A empresa também elevou o salário de entrada para R$ 7 mil no início deste ano, chegando a R$ 10 mil com benefícios, com contratação em regime CLT - uma resposta à discussão sobre possível rejeição dos jovens a esse tipo de contratação.

Casos reais: a rotina dos profissionais disputados

Robson Júnior, de 28 anos, é um exemplo de profissional que acumula dois empregos na área. Depois de ser abordado pelo LinkedIn, participou do processo seletivo e recebeu uma oferta de contrato PJ, resolveu manter os dois trabalhos.
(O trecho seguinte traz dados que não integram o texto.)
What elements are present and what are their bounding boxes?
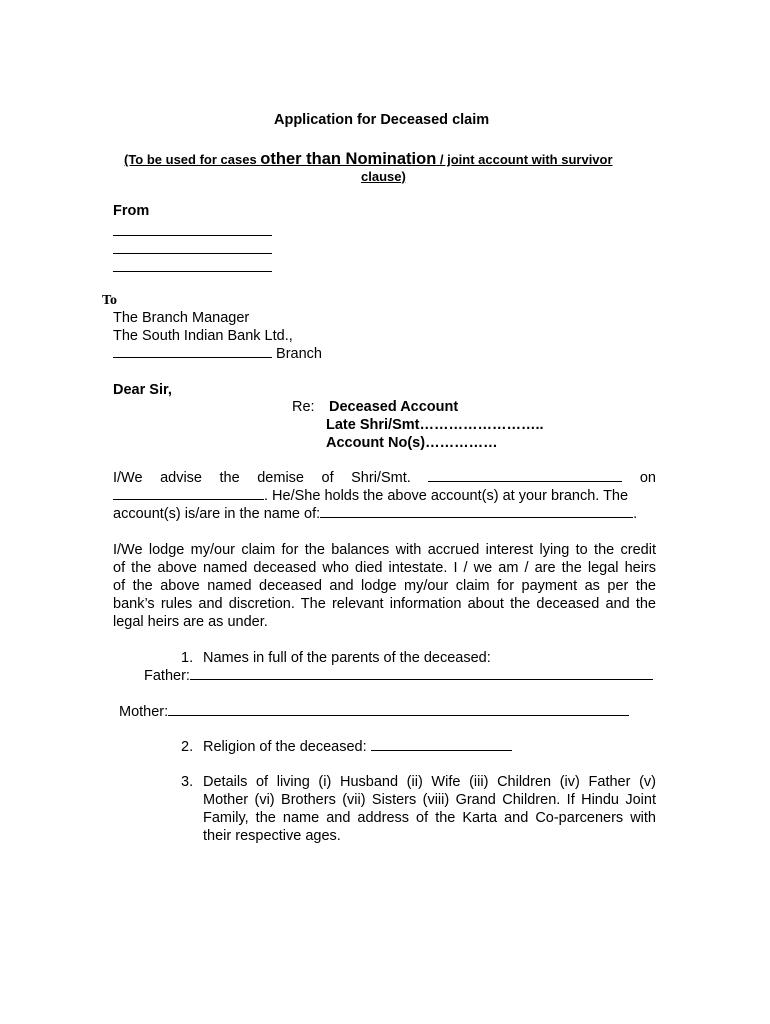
para1-word: Shri/Smt. [351,470,411,486]
salutation: Dear Sir, [113,382,172,398]
subtitle-part1: (To be used for cases [124,152,261,167]
para1-line-2-text: . He/She holds the above account(s) at your branch. The [264,488,629,504]
mother-blank [168,703,629,716]
branch-blank [113,345,272,358]
para2-line: of the above named deceased and lodge my/our claim for payment as per the [113,578,656,594]
para1-line-3 [113,505,637,523]
para1-line-3-prefix: account(s) is/are in the name of: [113,506,321,522]
item-2-line [203,738,512,756]
item-3-number: 3. [181,774,194,790]
account-holder-blank [320,505,633,518]
father-blank [190,667,653,680]
para2 [113,541,656,631]
item-1-number: 1. [181,650,194,666]
item-3-line: Details of living (i) Husband (ii) Wife (iii) Children (iv) Father (v) [203,774,656,790]
item-3-text [203,773,656,845]
date-blank [113,487,264,500]
from-label: From [113,203,150,219]
from-line-3 [113,271,272,272]
para1-word: advise [160,470,202,486]
para1-word: demise [257,470,304,486]
subtitle-part3: / joint account with survivor [436,152,613,167]
subtitle-emphasis: other than Nomination [260,150,437,168]
branch-line [113,345,322,363]
item-2-number: 2. [181,739,194,755]
father-line [144,667,653,685]
item-2-text: Religion of the deceased: [203,739,367,755]
para1-word: the [219,470,240,486]
re-line-2: Late Shri/Smt…………………….. [326,417,544,433]
para1-line-3-suffix: . [633,506,638,522]
address-line-1: The Branch Manager [113,310,250,326]
father-label: Father: [144,668,190,684]
religion-blank [371,738,512,751]
address-line-2: The South Indian Bank Ltd., [113,328,293,344]
para2-line: I/We lodge my/our claim for the balances with accrued interest lying to the credit [113,542,656,558]
item-3-line: Mother (vi) Brothers (vii) Sisters (viii) Grand Children. If Hindu Joint [203,792,656,808]
mother-label: Mother: [119,704,169,720]
from-line-2 [113,253,272,254]
para1-word: I/We [113,470,143,486]
re-label: Re: [292,399,315,415]
para1-line-1 [113,469,656,487]
item-3-line: Family, the name and address of the Karta and Co-parceners with [203,810,656,826]
subtitle-continuation: clause) [361,169,406,184]
subtitle [124,150,613,169]
para1-word: of [321,470,334,486]
item-3-line: their respective ages. [203,828,341,844]
from-line-1 [113,235,272,236]
para2-line: of the above named deceased who died intestate. I / we am / are the legal heirs [113,560,656,576]
branch-suffix: Branch [272,346,322,362]
re-line-3: Account No(s)…………… [326,435,498,451]
para2-line: bank’s rules and discretion. The relevant information about the deceased and the [113,596,656,612]
para1-word: on [639,470,656,486]
re-line-1: Deceased Account [329,399,459,415]
item-1-text: Names in full of the parents of the deceased: [203,650,491,666]
para2-line: legal heirs are as under. [113,614,268,630]
deceased-name-blank [428,469,622,482]
mother-line [119,703,629,721]
to-label: To [102,293,118,308]
page-title: Application for Deceased claim [274,112,490,128]
para1-line-2 [113,487,628,505]
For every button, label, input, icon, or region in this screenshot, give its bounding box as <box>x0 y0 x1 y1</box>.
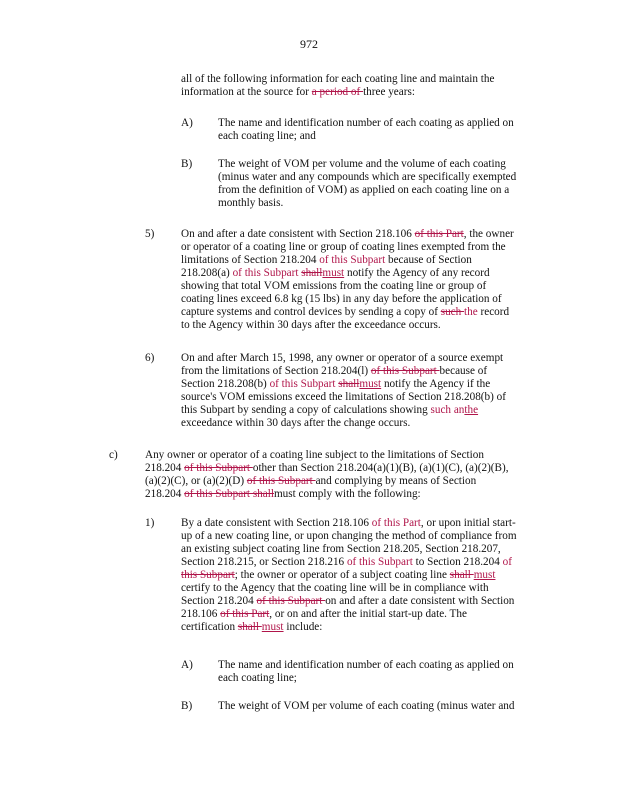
text-line: exceedance within 30 days after the change occurs. <box>181 417 411 429</box>
list-item <box>218 117 514 143</box>
text-line: certify to the Agency that the coating line will be in compliance with <box>181 582 489 594</box>
text-line: On and after a date consistent with Section 218.106 of this Part, the owner <box>181 228 514 240</box>
text-line: from the definition of VOM) as applied on each coating line on a <box>218 184 510 196</box>
text-line: Section 218.208(b) of this Subpart shallmust notify the Agency if the <box>181 378 491 390</box>
inserted-text: must <box>359 378 382 390</box>
list-label: c) <box>109 449 118 461</box>
text-line: monthly basis. <box>218 197 284 209</box>
list-label: B) <box>181 700 193 712</box>
text-line: showing that total VOM emissions from the coating line or group of <box>181 280 487 292</box>
list-label: A) <box>181 659 193 671</box>
inserted-text: the <box>464 404 479 416</box>
text-line: from the limitations of Section 218.204(l) of this Subpart because of <box>181 365 488 377</box>
deleted-text: a period of <box>311 86 364 98</box>
text-line: or operator of a coating line or group of coating lines exempted from the <box>181 241 506 253</box>
deleted-text: of this Subpart <box>184 462 253 474</box>
inserted-text: must <box>473 569 496 581</box>
inserted-text: must <box>322 267 345 279</box>
inserted-text: of this Subpart <box>319 254 386 266</box>
list-label: 1) <box>145 517 155 529</box>
text-line: to the Agency within 30 days after the exceedance occurs. <box>181 319 441 331</box>
list-item <box>145 449 509 501</box>
text-line: this Subpart by sending a copy of calculations showing such anthe <box>181 404 479 416</box>
deleted-text: shall <box>301 267 323 279</box>
deleted-text: shall <box>338 378 360 390</box>
text-line: The weight of VOM per volume and the volume of each coating <box>218 158 506 170</box>
list-label: A) <box>181 117 193 129</box>
text-line: up of a new coating line, or upon changing the method of compliance from <box>181 530 517 542</box>
page-number: 972 <box>300 37 318 51</box>
text-line: limitations of Section 218.204 of this Subpart because of Section <box>181 254 472 266</box>
inserted-text: of this Subpart <box>346 556 413 568</box>
text-line: certification shall must include: <box>181 621 323 633</box>
text-line: (a)(2)(C), or (a)(2)(D) of this Subpart and complying by means of Section <box>145 475 477 487</box>
intro-paragraph <box>181 73 494 99</box>
deleted-text: shall <box>449 569 474 581</box>
deleted-text: of this Subpart <box>246 475 316 487</box>
inserted-text: of this Subpart <box>269 378 339 390</box>
text-line: On and after March 15, 1998, any owner or operator of a source exempt <box>181 352 504 364</box>
text-line: an existing subject coating line from Section 218.205, Section 218.207, <box>181 543 501 555</box>
list-item <box>181 228 514 332</box>
deleted-text: shall <box>237 621 262 633</box>
text-line: (minus water and any compounds which are specifically exempted <box>218 171 517 183</box>
inserted-text: of this Part <box>371 517 421 529</box>
list-label: 5) <box>145 228 155 240</box>
text-line: capture systems and control devices by sending a copy of such the record <box>181 306 510 318</box>
list-item <box>218 700 515 713</box>
deleted-text: of this Subpart shall <box>184 488 274 500</box>
text-line: Section 218.215, or Section 218.216 of this Subpart to Section 218.204 of <box>181 556 512 568</box>
text-line: information at the source for a period of three years: <box>181 86 415 98</box>
text-line: 218.204 of this Subpart shallmust comply with the following: <box>145 488 421 500</box>
deleted-text: of this Subpart <box>370 365 440 377</box>
text-line: each coating line; and <box>218 130 316 142</box>
inserted-text: such an <box>430 404 465 416</box>
text-line: By a date consistent with Section 218.106 of this Part, or upon initial start- <box>181 517 516 529</box>
inserted-text: the <box>464 306 478 318</box>
text-line: each coating line; <box>218 672 297 684</box>
list-label: 6) <box>145 352 155 364</box>
text-line: 218.208(a) of this Subpart shallmust notify the Agency of any record <box>181 267 490 279</box>
inserted-text: must <box>261 621 284 633</box>
inserted-text: of this Subpart <box>232 267 302 279</box>
deleted-text: this Subpart <box>181 569 235 581</box>
text-line: Any owner or operator of a coating line subject to the limitations of Section <box>145 449 484 461</box>
inserted-text: of <box>502 556 512 568</box>
text-line: coating lines exceed 6.8 kg (15 lbs) in any day before the application of <box>181 293 502 305</box>
deleted-text: of this Part <box>414 228 464 240</box>
text-line: all of the following information for each coating line and maintain the <box>181 73 495 85</box>
list-item <box>218 659 514 685</box>
list-label: B) <box>181 158 193 170</box>
text-line: The name and identification number of each coating as applied on <box>218 659 514 671</box>
text-line: 218.106 of this Part, or on and after the initial start-up date. The <box>181 608 467 620</box>
text-line: The weight of VOM per volume of each coating (minus water and <box>218 700 515 712</box>
deleted-text: such <box>440 306 465 318</box>
text-line: The name and identification number of each coating as applied on <box>218 117 514 129</box>
text-line: this Subpart; the owner or operator of a subject coating line shall must <box>181 569 496 581</box>
text-line: Section 218.204 of this Subpart on and after a date consistent with Section <box>181 595 515 607</box>
text-line: source's VOM emissions exceed the limitations of Section 218.208(b) of <box>181 391 506 403</box>
list-item <box>181 517 517 634</box>
list-item <box>181 352 506 430</box>
list-item <box>218 158 516 210</box>
deleted-text: of this Part <box>220 608 270 620</box>
deleted-text: of this Subpart <box>256 595 326 607</box>
text-line: 218.204 of this Subpart other than Section 218.204(a)(1)(B), (a)(1)(C), (a)(2)(B), <box>145 462 509 474</box>
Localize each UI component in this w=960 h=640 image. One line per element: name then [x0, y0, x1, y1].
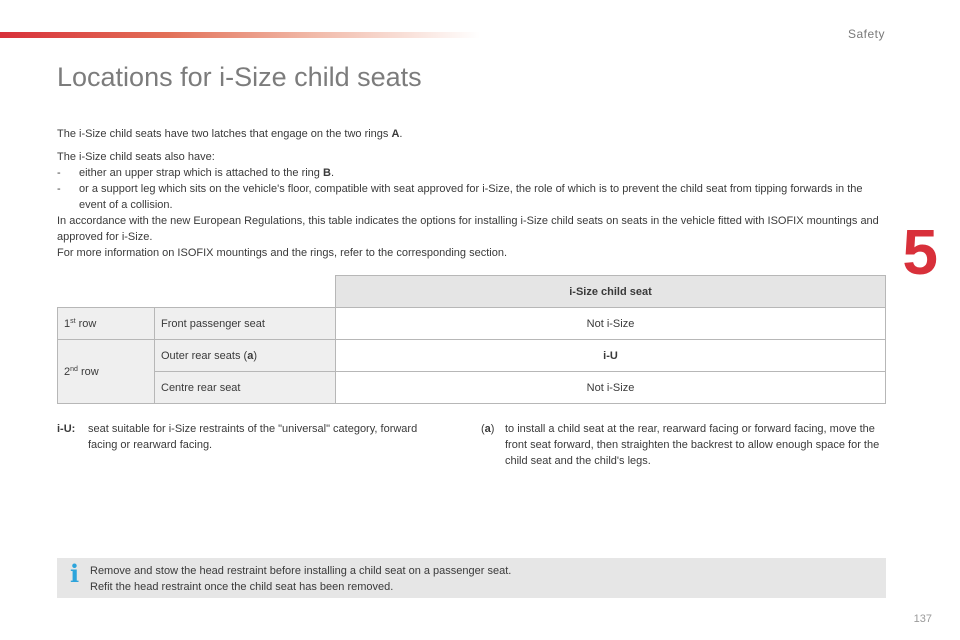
seat-name: Outer rear seats (a) — [155, 340, 336, 372]
info-icon: i — [70, 559, 80, 588]
table-header-row — [58, 276, 886, 308]
table-row — [58, 372, 886, 404]
chapter-number: 5 — [902, 216, 938, 288]
intro-text — [57, 126, 887, 261]
list-item: - either an upper strap which is attached to the ring B. — [57, 167, 334, 179]
ring-b-ref: B — [322, 167, 331, 179]
page-number: 137 — [913, 613, 932, 625]
note-term: (a) — [481, 423, 495, 435]
more-info-text: For more information on ISOFIX mountings and the rings, refer to the corresponding section. — [57, 247, 508, 259]
also-have-text: The i-Size child seats also have: — [57, 151, 215, 163]
regulations-text: In accordance with the new European Regulations, this table indicates the options for installing i-Size child seats on seats in the vehicle fitted with ISOFIX mountings and approved for i-Size. — [57, 215, 879, 243]
intro-paragraph: The i-Size child seats have two latches that engage on the two rings A. — [57, 128, 403, 140]
info-text: Remove and stow the head restraint before installing a child seat on a passenger seat. Refit the head restraint once the child seat has been removed. — [90, 565, 512, 593]
row-label: 1st row — [58, 308, 155, 340]
list-item: - or a support leg which sits on the vehicle's floor, compatible with seat approved for i-Size, the role of which is to prevent the child seat from tipping forwards in the event of a collision. — [57, 183, 863, 211]
info-box — [57, 558, 886, 598]
column-header: i-Size child seat — [336, 276, 886, 308]
page-title: Locations for i-Size child seats — [57, 62, 422, 92]
seat-value: i-U — [336, 340, 886, 372]
note-iu — [57, 421, 427, 453]
i-size-seat-table — [57, 275, 886, 404]
header-accent-bar — [0, 32, 480, 38]
note-text: seat suitable for i-Size restraints of the "universal" category, forward facing or rearward facing. — [88, 423, 418, 451]
note-text: to install a child seat at the rear, rearward facing or forward facing, move the front seat forward, then straighten the backrest to allow enough space for the child seat and the child's legs. — [505, 423, 880, 467]
seat-value: Not i-Size — [336, 308, 886, 340]
note-term: i-U: — [57, 423, 76, 435]
seat-name: Front passenger seat — [155, 308, 336, 340]
table-row — [58, 308, 886, 340]
section-name: Safety — [847, 27, 885, 41]
seat-name: Centre rear seat — [155, 372, 336, 404]
ring-a-ref: A — [391, 128, 400, 140]
row-label: 2nd row — [58, 340, 155, 404]
seat-value: Not i-Size — [336, 372, 886, 404]
table-row — [58, 340, 886, 372]
note-a — [481, 421, 881, 469]
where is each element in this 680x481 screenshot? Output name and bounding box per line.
Hoje, ele faz uma jornada das 7h às 20h, prestando serviço de forma remota para uma multinacional brasileira e para uma empresa de comunicação.

"É difícil, mas no fim é bom, porque eu consigo conciliar os dois", conta Júnior. "Essa é a realidade hoje no Brasil para os desenvolvedores, de carga de trabalho de mais de 12 horas, por conta das diferentes oportunidades que surgem o tempo inteiro".

Já a trajetória de Luís Henrique Martins reforça a visão comum no setor de que não existe uma formação única para trabalhar com IA. Apaixonado por programação desde a adolescência, Martins formou-se em História e acabou migrando para ciência de dados, aplicando visão computacional e processamento de linguagem natural ao trabalho nas humanidades.

Das propostas que recebe, uma em cada quatro é para "receber em dólar remotamente, e em ótimas empresas". Mas ele faz uma ressalva: apesar do assédio constante, os processos seletivos são "longos, com cinco ou mais fases, o que requer muito estudo e dedicação".

O trabalho remoto foi um dos principais atrativos para Martins - "Me permite uma qualidade de vida que não poderia nem considerar em qualquer outro regime" - mas a oferta de uma fatia da empresa como sócio também pesou em sua decisão.